Budapest is one of the world’s fastest-improving cities to live in

Vienna remains the best city in the world to live, but Budapest moved up several places as one of the fastest-improving cities

By Dénes Albert
3 Min Read

Budapest is among the top five fastest-improving cities in the world when it come to livability, according to global rankings compiled by the Economist Intelligence Unit (EIU).

The EIU is one of the world’s largest analytical and forecasting agencies and has assessed the quality of life in 173 cities across stability, healthcare, education, culture and environment, and infrastructure.

In its Global Liveability Index 2024, the firm assigns numerical ratings to these and sums them up with different weightings in an overall quality index ranging from zero to 100.

Vienna continues to offer the best quality of life among the world’s major cities with the Austrian capital scoring 98.4 out of 100 and topping the ranking for the third consecutive year.

Other cities in the top 10 include Copenhagen, Zurich, Melbourne, Calgary, Geneva, Sydney, Vancouver, Osaka, and Auckland.

According to the EIU survey, Western Europe as a whole is also the most livable region in the world.
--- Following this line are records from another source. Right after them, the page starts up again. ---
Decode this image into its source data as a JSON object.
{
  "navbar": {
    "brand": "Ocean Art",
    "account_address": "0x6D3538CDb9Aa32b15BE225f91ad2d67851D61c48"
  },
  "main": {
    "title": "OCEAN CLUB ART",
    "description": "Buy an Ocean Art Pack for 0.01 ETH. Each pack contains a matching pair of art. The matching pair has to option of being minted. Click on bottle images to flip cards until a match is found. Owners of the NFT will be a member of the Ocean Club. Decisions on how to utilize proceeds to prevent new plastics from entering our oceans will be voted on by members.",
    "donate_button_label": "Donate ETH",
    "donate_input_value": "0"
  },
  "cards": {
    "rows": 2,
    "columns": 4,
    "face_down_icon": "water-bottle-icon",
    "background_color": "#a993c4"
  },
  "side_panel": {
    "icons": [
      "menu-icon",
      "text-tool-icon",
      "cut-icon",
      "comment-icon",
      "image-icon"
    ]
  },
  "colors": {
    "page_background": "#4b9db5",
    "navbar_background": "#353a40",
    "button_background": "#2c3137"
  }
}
The average score of the 30 major cities in Western Europe in this year’s quality of life ranking is 92, although this is 0.3 percentage points lower than last year, mainly due to a weakening of the stability criterion. The company attributes this to crime and protests in several major Western European cities, which have often caused serious upheaval.

Budapest is among the cities whose rankings have improved the most in the last 12 months.

The Hungarian capital has scored 92.0 out of 100 points, moving up seven places to 32nd place.

The 25 North American cities surveyed scored an average of 90.5, 0.1 percentage points lower than last year. This geographic region was ranked second best in this year’s EIU livability ranking.

Tel Aviv has fallen the most with 70.7 points, down 20 places from last year to 112th in this year’s ranking. According to the EIU, this drop was due to the terrorist attack by the Islamist terrorist organization Hamas, which rules the Gaza Strip, last October and the subsequent war between Israel and Hamas that has been dragging on ever since.

At the bottom of the EIU’s livability ranking this year, at 173rd place, is Damascus, with an overall quality of life index of just 30.7 points.

In addition to the Syrian capital, Tripoli in Libya, Algiers, Lagos, Karachi, Dhaka, Harare, Port Moresby, Kyiv, and Caracas are in the bottom 10 with the worst quality of life.